Open plan layouts have become the dominant choice for UK new builds and renovations alike. They flood a home with light, encourage easy movement between living, cooking and dining, and feel generous even when the actual square footage is modest. The drawback is rarely mentioned, but anyone who lives in one will recognise it. Without internal walls to hide behind, every item has to look as good as it functions. Storage cannot simply disappear into a cupboard down a hallway because there is no hallway.
That is why we tend to recommend storage that is part of the architecture of the room itself. Done thoughtfully, it removes clutter without ever feeling like a wall of boxes. Below are nine ways we have seen this work in real UK homes at Furniture in Fashion. Pick the ones that suit how you actually live.

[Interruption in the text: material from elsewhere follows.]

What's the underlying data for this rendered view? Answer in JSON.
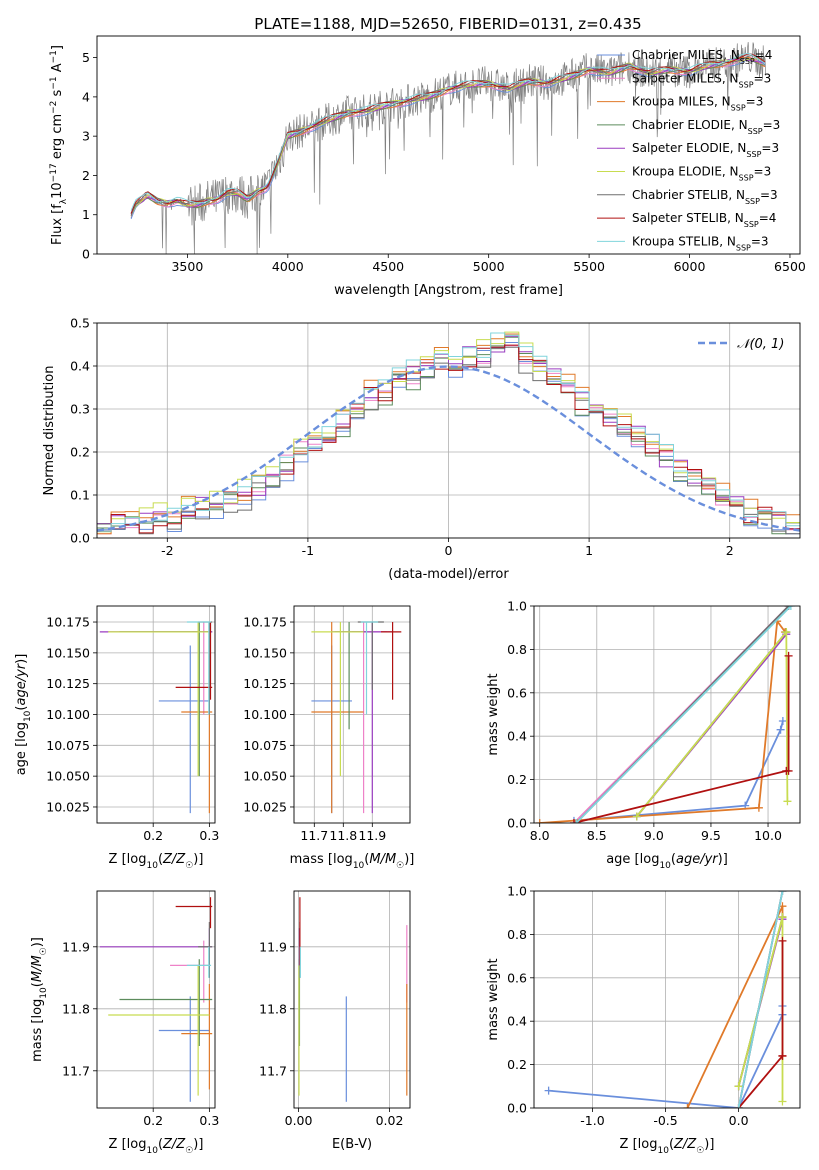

A tall slim bookcase placed at the join between two zones acts as a quiet divider while doubling as storage. It signals where the lounge begins and the dining area ends, without closing the space off. Choose an open back design if you want light to pass through, or a solid back if you prefer a stronger boundary between the zones.
The wall behind a sofa is almost always underused. Floating shelves, a low sideboard or a slim console can transform that strip into a working surface for books, plants and small ornaments. It also gives the sofa a backdrop and stops the seating from feeling stranded in the middle of the floor.
Closed cupboards are essential in an open plan room. A sideboard with a mix of drawers and cupboard doors gives you somewhere to hide the everyday clutter such as charging cables, board games and stationery, while still offering display space on top for lamps or framed photography.
The television is one of the largest visual objects in any living room. Rather than letting it dominate, surround it with low storage. Fitted style TV units that include cupboards and shelving create a single composed wall and bring order to the cables, controllers and consoles that always seem to accumulate.
If your sofa floats rather than sitting against a wall, a console behind it is a quietly useful addition. It holds lamps, a tray, a few books or even works as a quick perch for laptops and drinks during the evening. It also defines the back edge of the seating zone, which helps the layout read clearly to anyone walking through.
Open shelves can feel beautiful when styled but tiring to maintain. In a daily use open plan space, low closed storage usually wins. Look for cabinets with push to open doors so the lines stay clean, and pair them with a textured rug to soften the edge between flooring zones.
Open plan rooms almost always have a corner that nothing quite fits. Rather than leaving it empty or filling it with a plant nobody waters, slot in a slim narrow cabinet or a corner unit. It claims back useful space and often becomes the home for items that did not have a place before.
Footstools that lift to reveal compartments, coffee tables with a drawer, ottomans that double as occasional seating. These hardworking pieces are particularly useful in open plan rooms where you cannot afford visual chaos but still need somewhere for throws, magazines and the remote control to live.
If your open plan space flows into a small entry zone, treat that threshold as part of your storage strategy. A bench with shoe storage, a row of hooks, or a slim shelving unit can absorb the daily incoming layer before it reaches the lounge. It keeps the open space genuinely open.
When you start to lose floor space or sight lines feel restricted, it is too much. A useful test is whether you can still see at least two thirds of the floor when standing at the entrance to the room.
It does not need to match, but it should feel related. Stick to two or three core finishes such as oak, matt black and a single accent metal. Repetition is what makes a varied collection feel intentional.
Closed cabinets with a vented back panel are the most flexible choice. They let air move around the devices and keep the cables out of sight, which makes a real difference in a room you look at every day.
Mix open and closed sections, keep the lower half of the room visually grounded and the upper half lighter, and choose pieces with slim legs where you can. Air around furniture is what stops storage from feeling like a solid wall.